I can certainly relate to having regular cases of the “Whatifs.”

The poem came to mind today as I read Luke 1. In it, an angel comes to Mary and shares with her the news that she will become pregnant with the son of God. Mind you, she’s young and unmarried, both of which are problematic given the news the angel shared. After the angel leaves, Mary visits her cousin Elizabeth, who the angel also informed her was pregnant, and relays the story to her. And this is the part that strikes me: rather than falling into a case of the “Whatifs,” asking “What if Joseph chooses to leave?” “What if I just imagined that whole ‘angel’ scenario?” “What if my community shames me?” she instead speaks the Magnificat, a song of praise:

“My soul magnifies the Lord, and my spirit rejoices in God my Savior, for he has looked on the humble estate of his servant. For behold, from now on all generations will call me blessed; for he who is mighty has done great things for me, and holy is his name. And his mercy is for those who fear him from generation to generation. He has shown strength with his arm; he has scattered the proud in the thoughts of their hearts; he has brought down the mighty from their thrones and exalted those of humble estate; he has filled the hungry with good things, and the rich he has sent away empty. He has helped his servant Israel, in remembrance of his mercy, as he spoke to our fathers, to Abraham and to his offspring forever.” (Luke 1:46-55).

‭Upon learning that her life would change forever, Mary chose to magnify the Lord.  Instead of beginning to guess the implications of everything that would take place, she created a song of praise. This beautiful, poetic song came out of a place of deep unknown.

Celebrating in certainty is easy. Celebrating in the midst of complication, ambiguity, and even loss is a far different experience. Mary’s Magnificat, which she sung just after learning she was pregnant, echoes Hannah’s song in 1 Samuel, which Hannah sung just after dedicating her son to the Lord and leaving him with the priest, Eli (see 1 Sam. 1). Just after leaving the child she had begged the Lord to grant her, she begins her prayer. You can read the whole of it here, but she begins by saying,

My heart rejoices in the Lord.
    My strength rises up in the Lord!
    My mouth mocks my enemies
        because I rejoice in your deliverance.
No one is holy like the Lord
    no, no one except you!
    There is no rock like our God!” (1 Sam. 2:1-2)

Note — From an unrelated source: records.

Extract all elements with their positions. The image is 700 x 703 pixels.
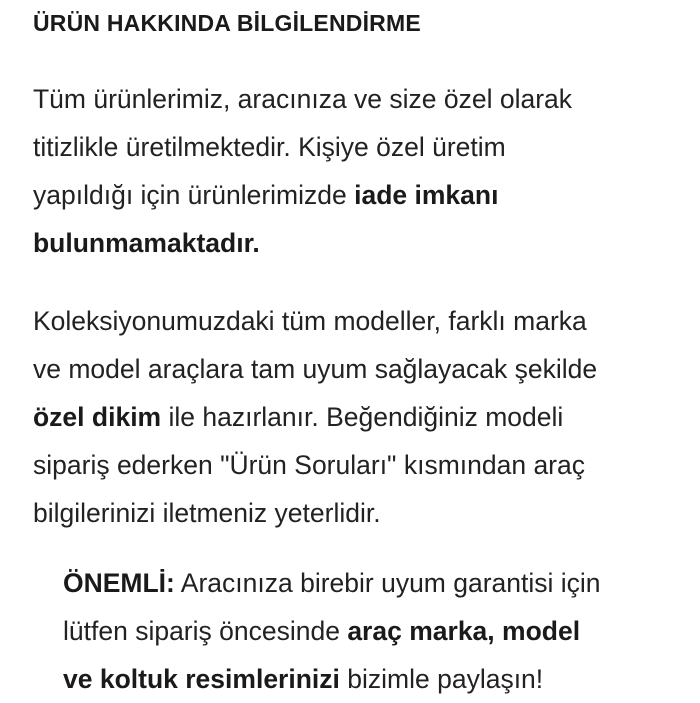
important-notice [63, 559, 683, 703]
p1-line3-bold: iade imkanı [354, 180, 499, 210]
p2-line3-bold: özel dikim [33, 402, 162, 432]
p2-line3-text: ile hazırlanır. Beğendiğiniz modeli [161, 402, 564, 432]
notice-line2-text: lütfen sipariş öncesinde [63, 616, 348, 646]
p2-line2: ve model araçlara tam uyum sağlayacak şekilde [33, 354, 598, 384]
notice-label: ÖNEMLİ: [63, 568, 175, 598]
page-title: ÜRÜN HAKKINDA BİLGİLENDİRME [33, 10, 421, 36]
notice-line3-bold: ve koltuk resimlerinizi [63, 664, 340, 694]
p2-line5: bilgilerinizi iletmeniz yeterlidir. [33, 498, 381, 528]
p1-line4-bold: bulunmamaktadır. [33, 228, 260, 258]
p1-line1: Tüm ürünlerimiz, aracınıza ve size özel olarak [33, 84, 573, 114]
notice-line2-bold: araç marka, model [347, 616, 581, 646]
p2-line4: sipariş ederken "Ürün Soruları" kısmından araç [33, 450, 585, 480]
notice-line3-text: bizimle paylaşın! [339, 664, 544, 694]
p1-line3-text: yapıldığı için ürünlerimizde [33, 180, 355, 210]
paragraph-custom-fit [33, 297, 683, 537]
notice-line1-text: Aracınıza birebir uyum garantisi için [174, 568, 601, 598]
product-info-document [33, 0, 683, 703]
p2-line1: Koleksiyonumuzdaki tüm modeller, farklı marka [33, 306, 587, 336]
paragraph-custom-production [33, 75, 683, 267]
p1-line2: titizlikle üretilmektedir. Kişiye özel üretim [33, 132, 506, 162]
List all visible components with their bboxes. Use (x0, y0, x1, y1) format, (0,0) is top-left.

In the midst of uncertainty, and in Hannah and Mary’s cases deep complication, they chose to turn their minds and hearts toward the Lord. They kept the Whatifs from plaguing them by focusing on the promises and strength of God. So may we learn from our biblical mothers today, that we are created, loved, and held by God, and even in the midst of uncertainty and confusion, we can choose to proclaim a song of praise.